Introduction:
The diagnosis of COVID-19 infection was time-consuming and costly, contributing to rampant transmission, particularly in developing countries like Nepal. This study aimed to compare the diagnostic performance of two rapid antigen diagnostic tests (RDTs, PanBio and Standard Q) against real-time reverse transcriptase PCR (rRT-PCR).
Methods:
This retrospective cross-sectional study was conducted among 1171 suspected COVID-19 patients at a provincial hospital in Nepal. Each participant provided two nasopharyngeal swabs, one for RDT and the other for rRT-PCR, spanning a total duration of four months.

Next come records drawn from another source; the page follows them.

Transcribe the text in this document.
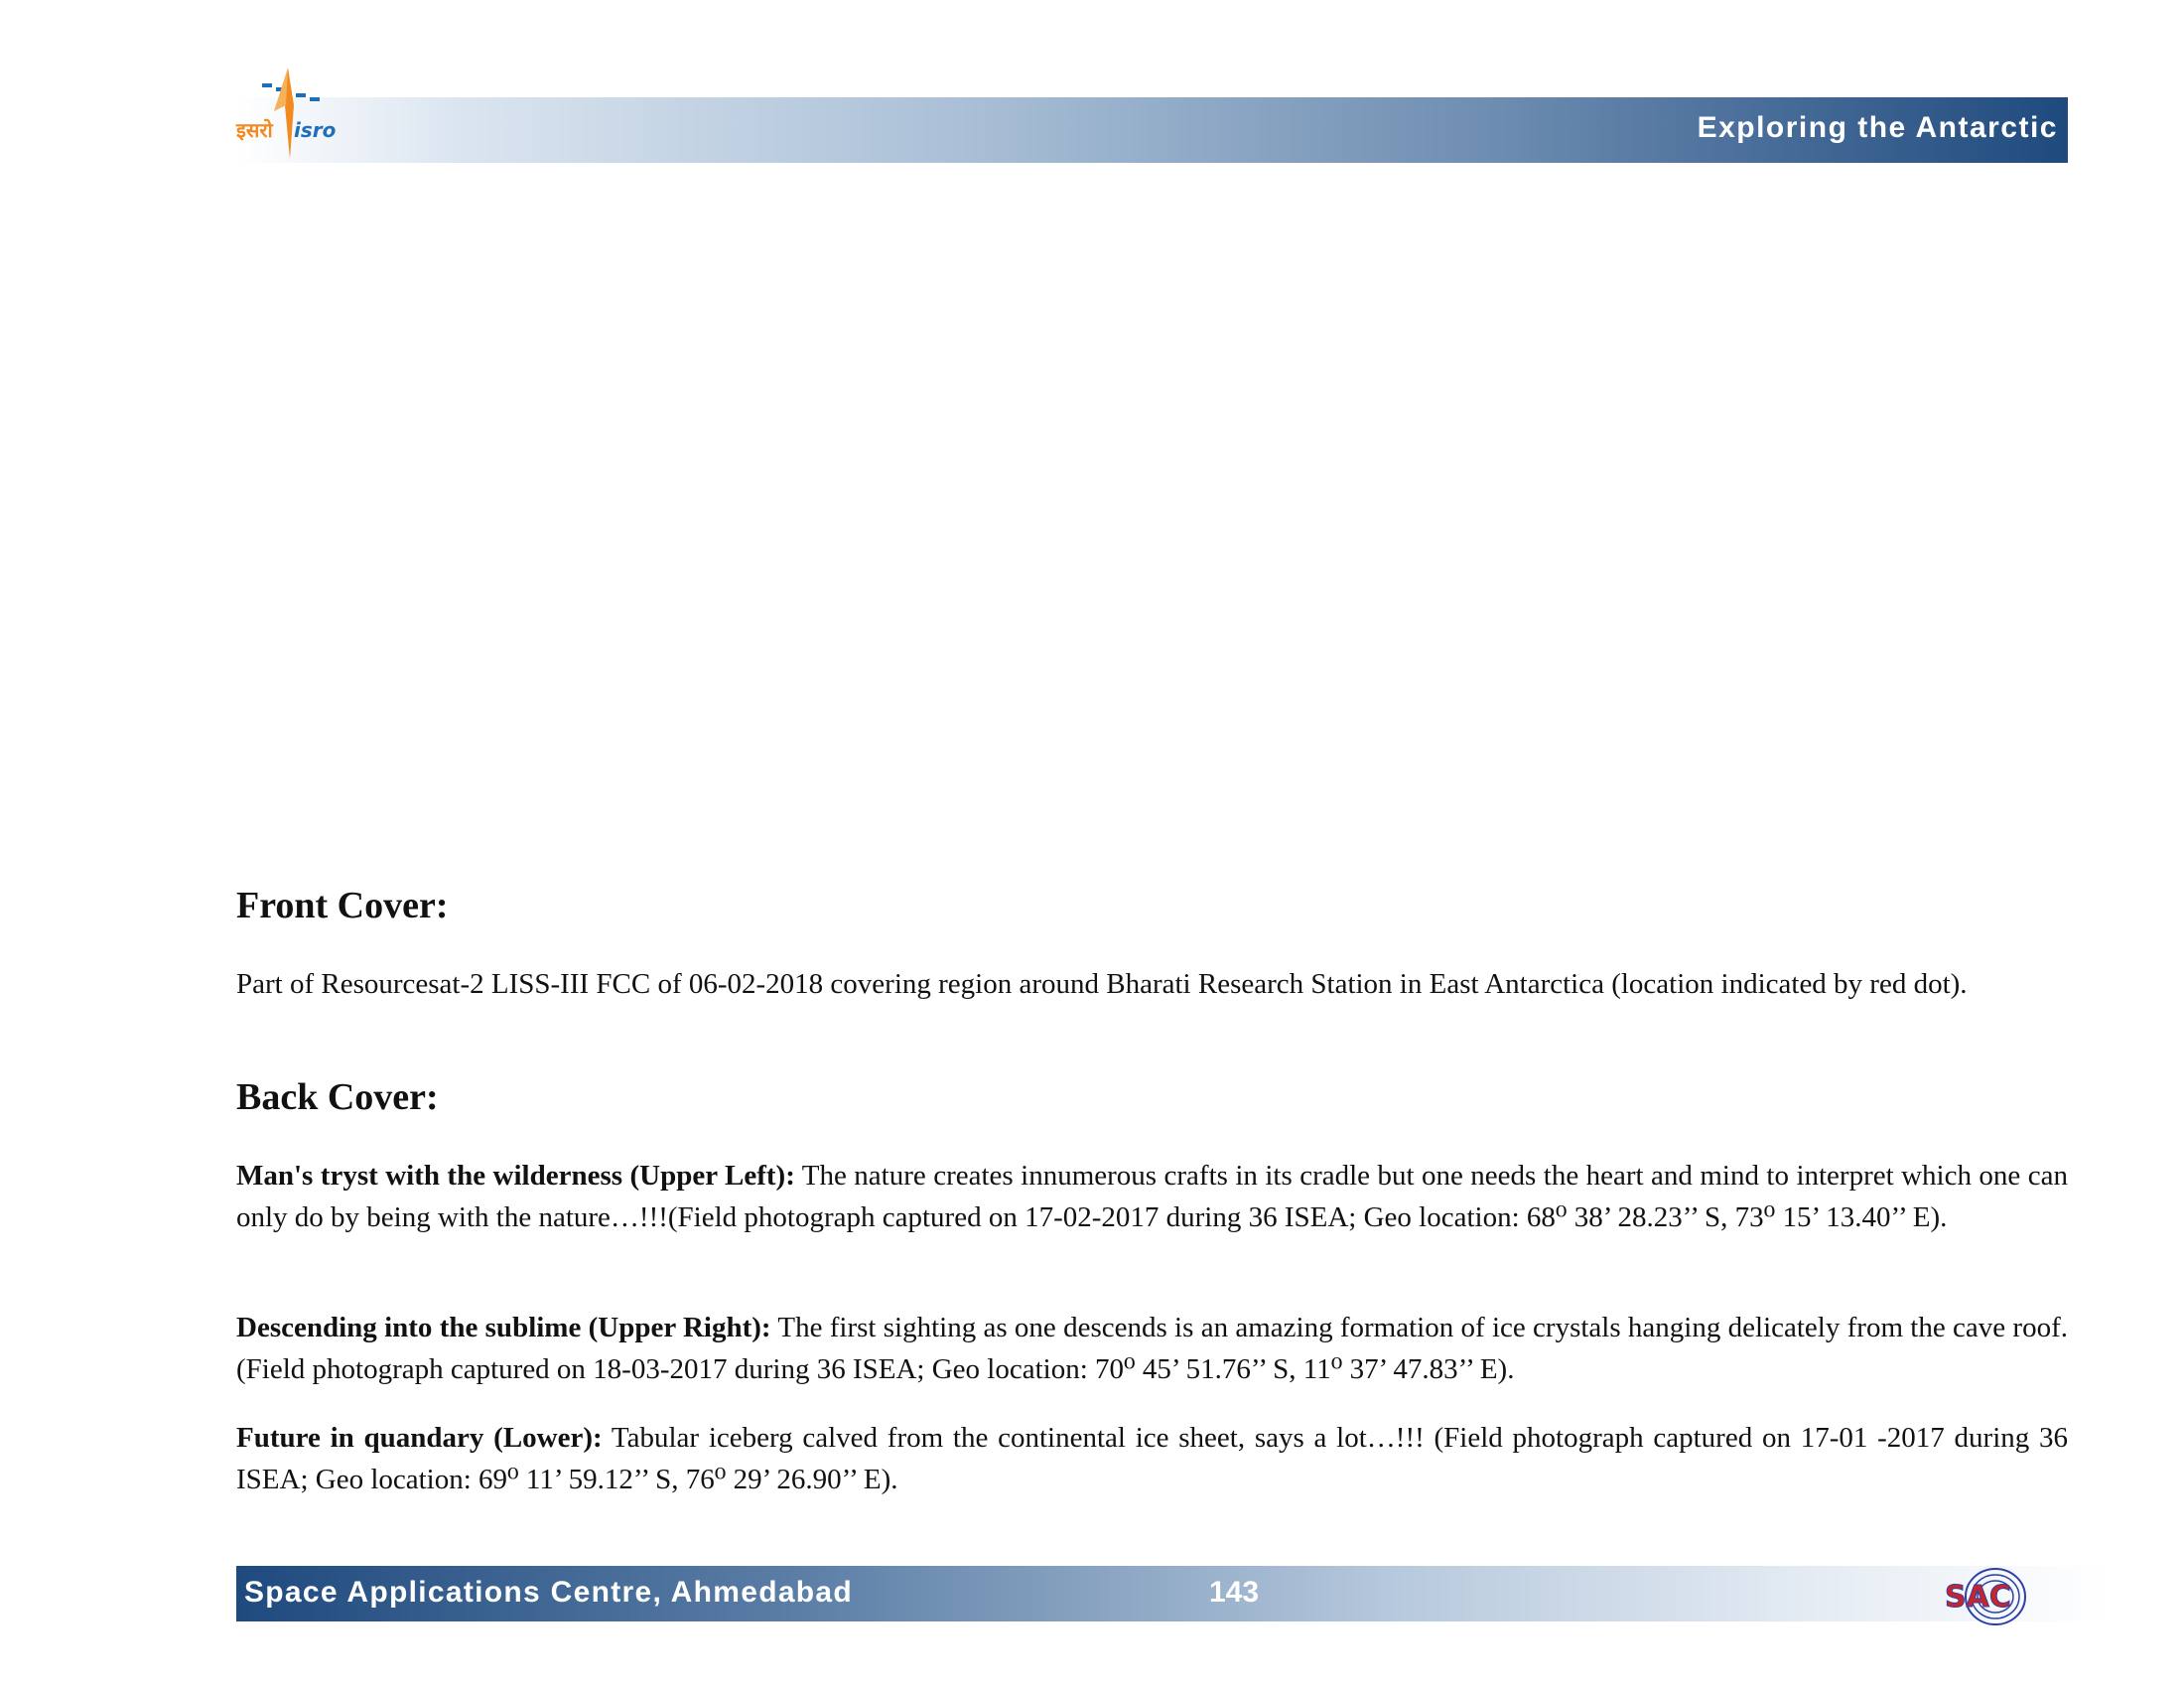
Exploring the Antarctic
इसरो isro
Front Cover:

Part of Resourcesat-2 LISS-III FCC of 06-02-2018 covering region around Bharati Research Station in East Antarctica (location indicated by red dot).

Back Cover:

Man's tryst with the wilderness (Upper Left): The nature creates innumerous crafts in its cradle but one needs the heart and mind to interpret which one can only do by being with the nature…!!!(Field photograph captured on 17-02-2017 during 36 ISEA; Geo location: 68⁰ 38’ 28.23’’ S, 73⁰ 15’ 13.40’’ E).

Descending into the sublime (Upper Right): The first sighting as one descends is an amazing formation of ice crystals hanging delicately from the cave roof. (Field photograph captured on 18-03-2017 during 36 ISEA; Geo location: 70⁰ 45’ 51.76’’ S, 11⁰ 37’ 47.83’’ E).

Future in quandary (Lower): Tabular iceberg calved from the continental ice sheet, says a lot…!!! (Field photograph captured on 17-01 -2017 during 36 ISEA; Geo location: 69⁰ 11’ 59.12’’ S, 76⁰ 29’ 26.90’’ E).

Space Applications Centre, Ahmedabad	143	SAC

Sensitivity, specificity, positive likelihood ratio (PLR), negative likelihood ratio (NLR), positive predictive value (PPV), negative predictive value (NPV), and diagnostic accuracy of each RDT, as well as the combined antigen-RDT, were determined in reference to the rRT-PCR status.
Results:
The sensitivity and specificity of PanBio were 60.87% (95% CI: 55.84–65.74) and 98.43% (95% CI: 96.80–99.37), respectively, while that of Standard Q was 59.83% (95% CI: 53.16–66.23) and 96.15% (95% CI: 90.44–98.94), respectively. Positive and negative predictive values of PanBio were 97.14 and 74.20%, respectively, and that of Standard Q were 97.16 and 52.08%. The positive likelihood ratio was higher for PanBio (38.87, 95% CI: 18.56–81.41) than for Standard Q (15.55, 95% CI: 5.92–40.90). Meanwhile, the negative likelihood ratio was more than 0.40 for both RDTs. The accuracy for PanBio, Standard Q, and combined RDTs were 80.91% (95% CI: 78.08–83.52), 71.17% (95% CI: 65.98–75.98), and 78.14% (95% CI: 75.66–80.48), respectively.
Conclusion:
RDTs exhibited unsatisfactory sensitivity and positive predictive value, rendering them ineffective as a screening tool. Nonetheless, they demonstrated excellent specificity and negative predictive value. Hence, a negative test result almost entirely excludes the possibility of infection.